Apesar de no inicio do artigo o jovem paleontólogo falar da sorte que teve em receber este trabalho, os bons resultados resultaram da dedicação que este colocou no projeto e da forma como superou os complexos desafios que se apresentaram neste projeto.
“O fóssil estava coberto de rocha, tivemos que usar um micro martelo pneumático, no fundo, um martelo das obras, mas do tamanho de uma caneta, de modo a escavar toda a rocha à volta do osso”, conta Octávio.
“Esse foi o meu maior trabalho, um ano e meio para limpar todos esses sedimentos”, confessa Francisco, que começou o empreendimento em 2015. “Normalmente, este tipo de trabalhos demoram décadas a completar, mas eu consegui faze-lo em um ano e meio.”
Depois da limpeza, seguiu-se um trabalho de comparação anatómica bastante exaustivo, analisando todos os centímetros e detalhes dos ossos do estegossauro português com todas as espécies internacionais conhecidas. Apesar da complexidade desta tarefa, Francisco pretende continuar a realizar esta análise no seu doutoramento.
“Quero usar esta espécie como uma pedra de roseta [pedra descoberta no Egipto que continha um texto que se revelou fundamental para a decifração dos hieróglifos egípcios] para tentar completar o que não conhecemos dos outros espécimes.

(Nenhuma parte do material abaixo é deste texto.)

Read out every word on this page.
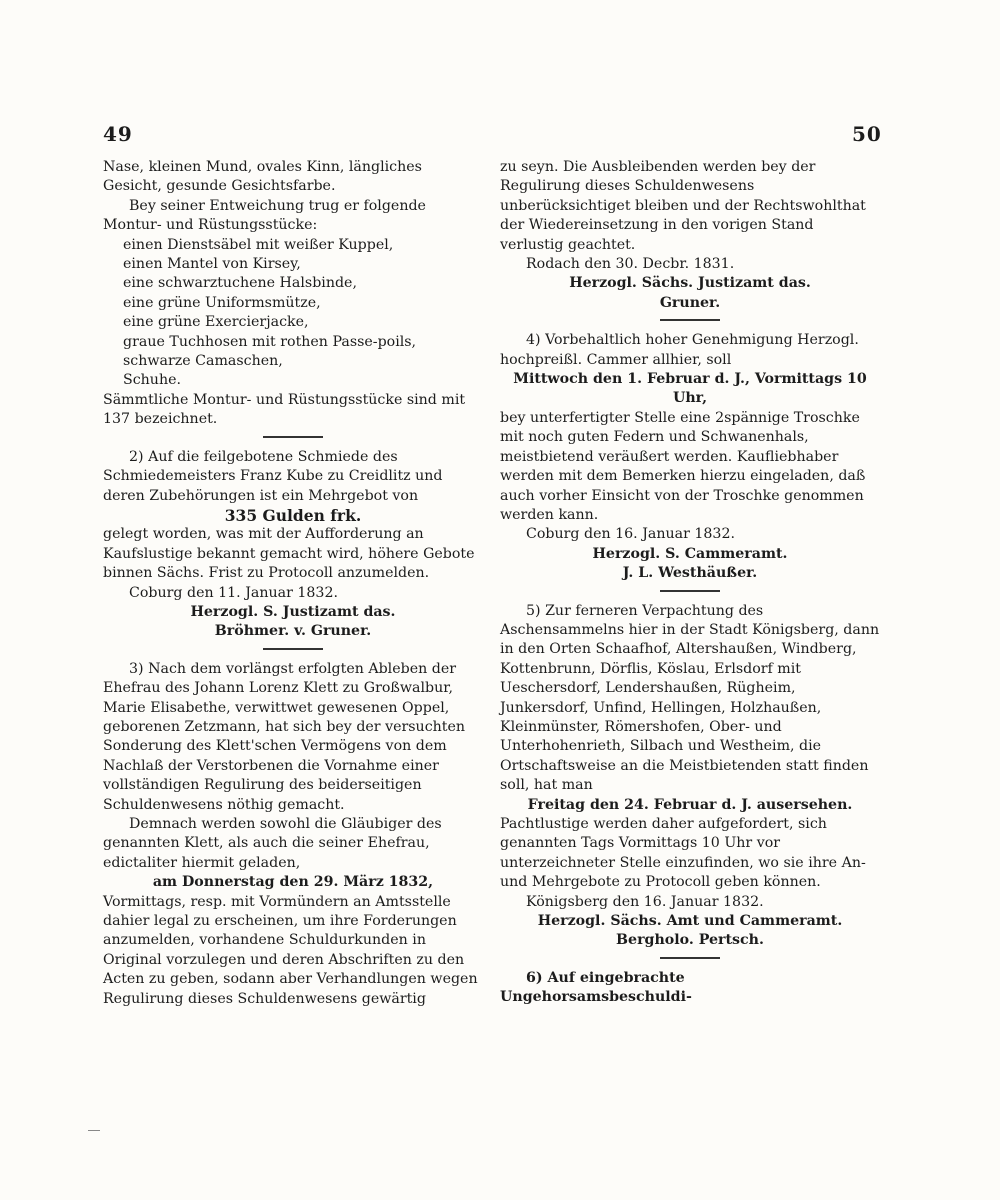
49	50

Nase, kleinen Mund, ovales Kinn, längliches Gesicht, gesunde Gesichtsfarbe.

Bey seiner Entweichung trug er folgende Montur- und Rüstungsstücke:

einen Dienstsäbel mit weißer Kuppel,
einen Mantel von Kirsey,
eine schwarztuchene Halsbinde,
eine grüne Uniformsmütze,
eine grüne Exercierjacke,
graue Tuchhosen mit rothen Passe-poils,
schwarze Camaschen,
Schuhe.

Sämmtliche Montur- und Rüstungsstücke sind mit 137 bezeichnet.

2) Auf die feilgebotene Schmiede des Schmiedemeisters Franz Kube zu Creidlitz und deren Zubehörungen ist ein Mehrgebot von

335 Gulden frk.

gelegt worden, was mit der Aufforderung an Kaufslustige bekannt gemacht wird, höhere Gebote binnen Sächs. Frist zu Protocoll anzumelden.

Coburg den 11. Januar 1832.

Herzogl. S. Justizamt das.

Bröhmer. v. Gruner.

3) Nach dem vorlängst erfolgten Ableben der Ehefrau des Johann Lorenz Klett zu Großwalbur, Marie Elisabethe, verwittwet gewesenen Oppel, geborenen Zetzmann, hat sich bey der versuchten Sonderung des Klett'schen Vermögens von dem Nachlaß der Verstorbenen die Vornahme einer vollständigen Regulirung des beiderseitigen Schuldenwesens nöthig gemacht.

Demnach werden sowohl die Gläubiger des genannten Klett, als auch die seiner Ehefrau, edictaliter hiermit geladen,

am Donnerstag den 29. März 1832,

Vormittags, resp. mit Vormündern an Amtsstelle dahier legal zu erscheinen, um ihre Forderungen anzumelden, vorhandene Schuldurkunden in Original vorzulegen und deren Abschriften zu den Acten zu geben, sodann aber Verhandlungen wegen Regulirung dieses Schuldenwesens gewärtig

zu seyn. Die Ausbleibenden werden bey der Regulirung dieses Schuldenwesens unberücksichtiget bleiben und der Rechtswohlthat der Wiedereinsetzung in den vorigen Stand verlustig geachtet.

Rodach den 30. Decbr. 1831.

Herzogl. Sächs. Justizamt das.

Gruner.

4) Vorbehaltlich hoher Genehmigung Herzogl. hochpreißl. Cammer allhier, soll

Mittwoch den 1. Februar d. J., Vormittags 10 Uhr,

bey unterfertigter Stelle eine 2spännige Troschke mit noch guten Federn und Schwanenhals, meistbietend veräußert werden. Kaufliebhaber werden mit dem Bemerken hierzu eingeladen, daß auch vorher Einsicht von der Troschke genommen werden kann.

Coburg den 16. Januar 1832.

Herzogl. S. Cammeramt.

J. L. Westhäußer.

5) Zur ferneren Verpachtung des Aschensammelns hier in der Stadt Königsberg, dann in den Orten Schaafhof, Altershaußen, Windberg, Kottenbrunn, Dörflis, Köslau, Erlsdorf mit Ueschersdorf, Lendershaußen, Rügheim, Junkersdorf, Unfind, Hellingen, Holzhaußen, Kleinmünster, Römershofen, Ober- und Unterhohenrieth, Silbach und Westheim, die Ortschaftsweise an die Meistbietenden statt finden soll, hat man

Freitag den 24. Februar d. J. ausersehen.

Pachtlustige werden daher aufgefordert, sich genannten Tags Vormittags 10 Uhr vor unterzeichneter Stelle einzufinden, wo sie ihre An- und Mehrgebote zu Protocoll geben können.

Königsberg den 16. Januar 1832.

Herzogl. Sächs. Amt und Cammeramt.

Bergholo. Pertsch.

6) Auf eingebrachte Ungehorsamsbeschuldi-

Estas espécies são muito comuns em Portugal e Espanha, mas sempre muito incompletas, encontramos uns ossinhos aqui outros ali. Mas com este é possível comparar com quase todos os estegossauros do resto da Europa, perceber o ecossistema da Europa e as trocas entre o nosso continente e a América.”
Questionado sobre se seria possível encontrar mais fósseis com este potencial no LNEG, Francisco Costa confirma que há alguns espécimes que estão a ser analisados. “Há mais um ou outro que estão a ser estudados, mas ao nível destes, um dinossauro completo, já não há mais nenhum. No entanto, em vez de ir procurar ao campo, voltar aos museus e reservas para estudar o que está guardado é algo que vale sempre a pena. Há muitas histórias que são descobertas assim”.